Certezza e potere senza autocontrollo sono errori imperdonabili, il vero potere trascende l’ego e si muove in una dimensione fuori dello spazio tempo senza il “divenire” cioè: sono povero e voglio diventare ricco, sono ricco e voglio diventare più ricco. La liberazione dall’ego ci porta al “paradiso” non per un atto di rinuncia a qualcosa di reale che ci appartiene, ma per la consapevolezza che l’ego è una falsa percezione, come lo è la dimensione spazio tempo e quindi il divenire.
Per avere una chiarezza di idee bisogna fare una vita disciplinata dalla compassione e questo progetto che vuole inibire la sofferenza la continua a riproporre. Si è scelta una strada che può continuamente essere cambiata. Una strada è solo una strada e abbandonarla non è sbagliato se ce lo chiede il nostro cuore, dobbiamo sempre seguire un giusto concetto di giustizia ed empatia e proseguire o cambiare strada non deve essere fatto per paura o ambizione.

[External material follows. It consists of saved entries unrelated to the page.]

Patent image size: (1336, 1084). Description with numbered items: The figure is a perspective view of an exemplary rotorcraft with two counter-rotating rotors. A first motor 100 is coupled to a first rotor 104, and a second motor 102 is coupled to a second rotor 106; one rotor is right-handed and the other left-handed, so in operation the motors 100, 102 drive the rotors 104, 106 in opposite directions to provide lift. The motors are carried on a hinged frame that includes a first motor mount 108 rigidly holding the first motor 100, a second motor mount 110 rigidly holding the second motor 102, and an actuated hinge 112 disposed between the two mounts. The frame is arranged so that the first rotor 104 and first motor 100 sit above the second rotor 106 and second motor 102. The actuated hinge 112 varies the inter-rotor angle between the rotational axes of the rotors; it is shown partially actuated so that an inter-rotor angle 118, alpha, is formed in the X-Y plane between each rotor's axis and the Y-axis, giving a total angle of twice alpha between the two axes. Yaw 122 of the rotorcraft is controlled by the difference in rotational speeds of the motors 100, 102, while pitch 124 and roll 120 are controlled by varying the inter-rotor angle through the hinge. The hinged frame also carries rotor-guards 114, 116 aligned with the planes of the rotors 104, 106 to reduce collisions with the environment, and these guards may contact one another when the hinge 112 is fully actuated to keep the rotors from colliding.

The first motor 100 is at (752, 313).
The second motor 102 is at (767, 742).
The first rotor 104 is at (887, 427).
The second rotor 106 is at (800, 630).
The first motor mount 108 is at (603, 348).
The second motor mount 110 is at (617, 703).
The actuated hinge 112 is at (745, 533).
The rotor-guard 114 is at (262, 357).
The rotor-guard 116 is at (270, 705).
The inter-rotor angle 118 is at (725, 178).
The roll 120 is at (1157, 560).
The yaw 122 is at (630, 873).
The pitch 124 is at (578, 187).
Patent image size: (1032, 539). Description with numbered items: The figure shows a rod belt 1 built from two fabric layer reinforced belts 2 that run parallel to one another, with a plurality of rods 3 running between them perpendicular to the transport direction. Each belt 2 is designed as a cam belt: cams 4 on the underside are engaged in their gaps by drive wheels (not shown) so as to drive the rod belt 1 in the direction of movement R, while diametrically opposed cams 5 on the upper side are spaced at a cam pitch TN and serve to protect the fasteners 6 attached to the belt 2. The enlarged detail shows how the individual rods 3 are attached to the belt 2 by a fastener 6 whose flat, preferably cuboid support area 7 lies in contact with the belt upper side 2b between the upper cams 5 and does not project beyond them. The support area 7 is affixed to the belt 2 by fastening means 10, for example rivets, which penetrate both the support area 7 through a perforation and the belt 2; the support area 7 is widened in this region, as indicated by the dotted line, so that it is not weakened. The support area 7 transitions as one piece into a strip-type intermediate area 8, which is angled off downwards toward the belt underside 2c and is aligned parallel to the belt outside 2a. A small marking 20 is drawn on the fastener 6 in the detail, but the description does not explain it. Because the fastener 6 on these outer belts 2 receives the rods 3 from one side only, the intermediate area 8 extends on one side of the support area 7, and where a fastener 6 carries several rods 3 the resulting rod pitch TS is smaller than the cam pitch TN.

Considera la strada che stai percorrendo e rivolgiti questa domanda: questa strada ha un cuore? Se ce l’ha è la strada giusta se non ce l’ha è inutile. Nessuna delle due porterà da qualche parte ma una delle due ha un cuore, rende il viaggio felice e, finchè la percorrerai, sarete una cosa sola. L’altra renderà la tua vita un incubo. Una ti dà forza ed una ti indebolisce. Il sognatore può rimanere tale solo se percorre la strada che ha un cuore e per raggiungerla bisogna esercitare un desiderio irrefrenabile senza l’aiuto di nessuno.
Come vedete vi faccio saltare dalla fisica alla metafisica e….. quanti punti hanno in comune.
Il progetto non ha certezze definitive perchè interconnesso a tutto il resto, per questo focalizziamoci su uno dei punti che è emerso nelle prime righe. Le staminali del sangue lavorano sull’energia vitale che indirizza anche i granuli grossolani che compongono l’organismo: le cellule. Il maggior numero di queste sono cellule batteriche che convivono con quelle del corpo ed allora lavoriamo anche su di loro perchè sono il terreno materiale che costituisce l’organismo.